Singapore is actually no stranger to car production. Ford and Mercedes Benz assembled cars here from the 1940s to 1980. In fact, the Ford Factory in Bukit Timah started operations in 1941, before the war, when Singapore was still a British colony. But production technologies changed and car assembly on a small scale became no longer economically viable. We shifted strategies, gave up car assembly, and pivoted to other manufacturing activities where we could be internationally competitive. These underpinned our industrialisation and development, and have provided many good opportunities for Singapore and Singaporeans.
40 years on, the automotive market has evolved. We are seeing growing interest in cleaner, smarter vehicles. Cities around the world are also facing pressure to move people around more efficiently, and in an environmentally sustainable manner. Automotive activities are becoming viable in Singapore once again. EVs have a different supply chain, fewer mechanical parts and more electronics, which plays to Singapore’s strengths. That is why global companies producing automotive electronics like Delphi and Infineon are already in Singapore and have been here for some time. We hope this will open up new growth areas for our economy, and create exciting jobs for Singaporeans, for example Industrial Internet of Things (IoT) engineers, data scientists, cobot technicians and digital supply chain strategists. These job titles did not even exist a few years ago, but these jobs are now on the cutting edge, and demand new skills. Young Singaporeans may not have these skills in the first instance, but they will learn from the engineers that you bring here from Korea and elsewhere in the world, as we did in the past. And over time, I am confident that we will build up a Singaporean workforce with these skills.

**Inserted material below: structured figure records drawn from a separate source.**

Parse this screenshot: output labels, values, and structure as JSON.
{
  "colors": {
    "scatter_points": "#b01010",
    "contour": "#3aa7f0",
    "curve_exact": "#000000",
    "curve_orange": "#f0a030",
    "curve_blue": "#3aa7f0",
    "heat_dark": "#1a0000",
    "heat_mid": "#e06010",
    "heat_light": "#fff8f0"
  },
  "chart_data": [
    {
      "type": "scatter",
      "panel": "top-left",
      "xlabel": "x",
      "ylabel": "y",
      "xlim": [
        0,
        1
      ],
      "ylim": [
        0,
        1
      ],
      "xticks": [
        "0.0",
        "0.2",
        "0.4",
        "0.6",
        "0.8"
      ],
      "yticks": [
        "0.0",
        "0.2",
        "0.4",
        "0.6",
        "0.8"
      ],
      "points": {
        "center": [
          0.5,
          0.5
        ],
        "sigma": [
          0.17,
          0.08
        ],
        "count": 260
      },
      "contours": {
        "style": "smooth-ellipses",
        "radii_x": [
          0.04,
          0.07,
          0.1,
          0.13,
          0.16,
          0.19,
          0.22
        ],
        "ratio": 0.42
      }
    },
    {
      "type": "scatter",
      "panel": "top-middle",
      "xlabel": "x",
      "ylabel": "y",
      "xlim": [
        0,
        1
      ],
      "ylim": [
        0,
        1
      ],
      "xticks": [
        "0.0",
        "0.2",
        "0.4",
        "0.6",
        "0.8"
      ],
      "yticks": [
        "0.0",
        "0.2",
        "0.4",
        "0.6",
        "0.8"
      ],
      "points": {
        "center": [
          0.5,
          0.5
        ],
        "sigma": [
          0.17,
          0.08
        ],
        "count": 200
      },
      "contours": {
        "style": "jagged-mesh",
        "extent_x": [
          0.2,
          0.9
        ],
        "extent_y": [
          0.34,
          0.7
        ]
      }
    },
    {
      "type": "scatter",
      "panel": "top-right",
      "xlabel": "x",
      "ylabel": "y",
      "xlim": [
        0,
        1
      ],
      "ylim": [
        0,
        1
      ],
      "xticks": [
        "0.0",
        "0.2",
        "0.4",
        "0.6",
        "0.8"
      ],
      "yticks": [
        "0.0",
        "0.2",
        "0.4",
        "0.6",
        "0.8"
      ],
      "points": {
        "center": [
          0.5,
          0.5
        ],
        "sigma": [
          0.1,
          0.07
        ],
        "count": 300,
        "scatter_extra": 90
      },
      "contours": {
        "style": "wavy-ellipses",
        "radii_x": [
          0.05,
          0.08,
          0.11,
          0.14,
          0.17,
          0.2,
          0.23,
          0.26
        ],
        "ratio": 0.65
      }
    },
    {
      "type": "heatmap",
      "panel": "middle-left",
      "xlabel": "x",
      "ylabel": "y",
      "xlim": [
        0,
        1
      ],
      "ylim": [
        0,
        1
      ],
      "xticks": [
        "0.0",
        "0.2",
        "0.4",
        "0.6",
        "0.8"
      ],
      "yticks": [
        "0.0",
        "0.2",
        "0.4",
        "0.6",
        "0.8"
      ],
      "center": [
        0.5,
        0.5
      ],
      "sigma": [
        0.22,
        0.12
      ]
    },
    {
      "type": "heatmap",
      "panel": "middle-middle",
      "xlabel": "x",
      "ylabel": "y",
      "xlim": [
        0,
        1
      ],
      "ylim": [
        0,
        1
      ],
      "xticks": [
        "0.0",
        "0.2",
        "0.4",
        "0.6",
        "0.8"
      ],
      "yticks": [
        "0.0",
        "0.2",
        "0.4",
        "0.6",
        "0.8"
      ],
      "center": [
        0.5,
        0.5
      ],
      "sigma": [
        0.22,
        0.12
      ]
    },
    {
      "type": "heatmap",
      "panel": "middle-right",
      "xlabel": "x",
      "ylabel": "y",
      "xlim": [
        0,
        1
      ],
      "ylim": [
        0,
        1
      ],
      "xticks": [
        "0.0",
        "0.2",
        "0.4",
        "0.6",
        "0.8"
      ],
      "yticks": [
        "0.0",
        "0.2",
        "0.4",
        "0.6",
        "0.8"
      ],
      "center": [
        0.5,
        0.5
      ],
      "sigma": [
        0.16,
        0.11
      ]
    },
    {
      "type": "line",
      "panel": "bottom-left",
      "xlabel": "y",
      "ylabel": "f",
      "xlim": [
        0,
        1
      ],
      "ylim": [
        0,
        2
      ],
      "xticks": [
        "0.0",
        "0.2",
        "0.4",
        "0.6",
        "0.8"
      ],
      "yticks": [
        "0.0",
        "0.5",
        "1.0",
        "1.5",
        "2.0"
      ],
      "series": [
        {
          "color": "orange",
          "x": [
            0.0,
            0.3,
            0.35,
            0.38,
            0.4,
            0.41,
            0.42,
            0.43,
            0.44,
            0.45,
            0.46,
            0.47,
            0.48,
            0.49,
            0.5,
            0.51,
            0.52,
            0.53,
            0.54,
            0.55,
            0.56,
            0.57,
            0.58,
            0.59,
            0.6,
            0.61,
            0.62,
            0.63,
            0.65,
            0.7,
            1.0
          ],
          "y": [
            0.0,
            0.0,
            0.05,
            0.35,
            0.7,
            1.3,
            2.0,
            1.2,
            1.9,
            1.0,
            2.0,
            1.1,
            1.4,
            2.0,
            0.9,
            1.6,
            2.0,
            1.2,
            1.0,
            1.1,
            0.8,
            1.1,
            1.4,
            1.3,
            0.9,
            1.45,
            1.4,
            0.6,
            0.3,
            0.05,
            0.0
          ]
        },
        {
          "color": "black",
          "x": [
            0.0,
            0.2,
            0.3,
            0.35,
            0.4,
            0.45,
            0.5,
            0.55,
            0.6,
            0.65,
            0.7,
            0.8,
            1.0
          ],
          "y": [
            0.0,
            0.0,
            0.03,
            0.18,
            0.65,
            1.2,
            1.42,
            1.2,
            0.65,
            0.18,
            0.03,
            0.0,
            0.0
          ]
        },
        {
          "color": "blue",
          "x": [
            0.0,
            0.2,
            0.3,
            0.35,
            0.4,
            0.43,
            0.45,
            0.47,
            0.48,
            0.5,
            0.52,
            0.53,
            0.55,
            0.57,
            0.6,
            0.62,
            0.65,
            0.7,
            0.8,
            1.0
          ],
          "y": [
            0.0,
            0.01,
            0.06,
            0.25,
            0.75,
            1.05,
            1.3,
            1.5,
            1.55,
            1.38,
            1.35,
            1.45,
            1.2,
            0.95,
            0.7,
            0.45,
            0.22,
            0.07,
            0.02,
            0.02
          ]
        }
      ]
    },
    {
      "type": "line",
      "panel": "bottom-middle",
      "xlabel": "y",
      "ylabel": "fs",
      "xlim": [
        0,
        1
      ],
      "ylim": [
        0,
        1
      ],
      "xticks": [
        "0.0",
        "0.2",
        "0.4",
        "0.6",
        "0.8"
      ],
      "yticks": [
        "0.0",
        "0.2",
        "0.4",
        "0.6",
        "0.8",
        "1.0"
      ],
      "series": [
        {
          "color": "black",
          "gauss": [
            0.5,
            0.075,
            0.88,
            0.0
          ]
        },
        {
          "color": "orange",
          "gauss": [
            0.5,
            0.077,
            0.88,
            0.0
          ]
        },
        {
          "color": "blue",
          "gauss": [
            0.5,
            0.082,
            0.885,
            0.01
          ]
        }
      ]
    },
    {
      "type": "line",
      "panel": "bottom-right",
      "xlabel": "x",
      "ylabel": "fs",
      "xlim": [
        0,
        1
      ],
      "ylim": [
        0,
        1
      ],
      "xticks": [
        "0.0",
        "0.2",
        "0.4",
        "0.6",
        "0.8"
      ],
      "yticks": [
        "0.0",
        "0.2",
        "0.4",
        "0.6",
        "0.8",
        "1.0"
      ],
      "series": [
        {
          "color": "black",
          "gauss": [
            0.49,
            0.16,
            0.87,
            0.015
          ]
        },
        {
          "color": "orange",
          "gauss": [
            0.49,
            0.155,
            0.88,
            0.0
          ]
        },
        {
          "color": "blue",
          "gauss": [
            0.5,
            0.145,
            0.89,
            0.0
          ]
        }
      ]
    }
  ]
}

HMGICS is also an important milestone in the economic relationship between Singapore and South Korea. It will pave the way for more Korean companies to invest here, partner with local suppliers and SMEs, and collaborate with our universities and research institutes. EDB, JTC, ESG and A*STAR will all work closely with you to support these partnerships. I understand that Hyundai Motor is already in discussions with NTU and A*STAR, for example to use of AI in autonomous driving. In fact, you will be neighbours with the NTU Smart Campus, which aims to be a living testbed of tech-enabled solutions like electric vehicles. I hope that this will make it easier for your discussions to bear fruit, and for Singapore technology to power Hyundai cars all over the world.
I am confident that your team’s vision and ambition will make this project a success. It will be a vivid demonstration that in Singapore, we have what it takes to dream big and reinvent ourselves. We did not think that Singapore would one day be manufacturing cars again. But Singapore is where we have made the impossible, possible. I read that you are even planning to develop an electric Vertical Take-Off and Landing (eVTOL) vehicle by 2028. Perhaps one day we will manufacture them at HMGICS and see them fly in the skies of Singapore. Never say never!
Once again, we welcome Hyundai to Singapore, and wish the team every success. Thank you very much.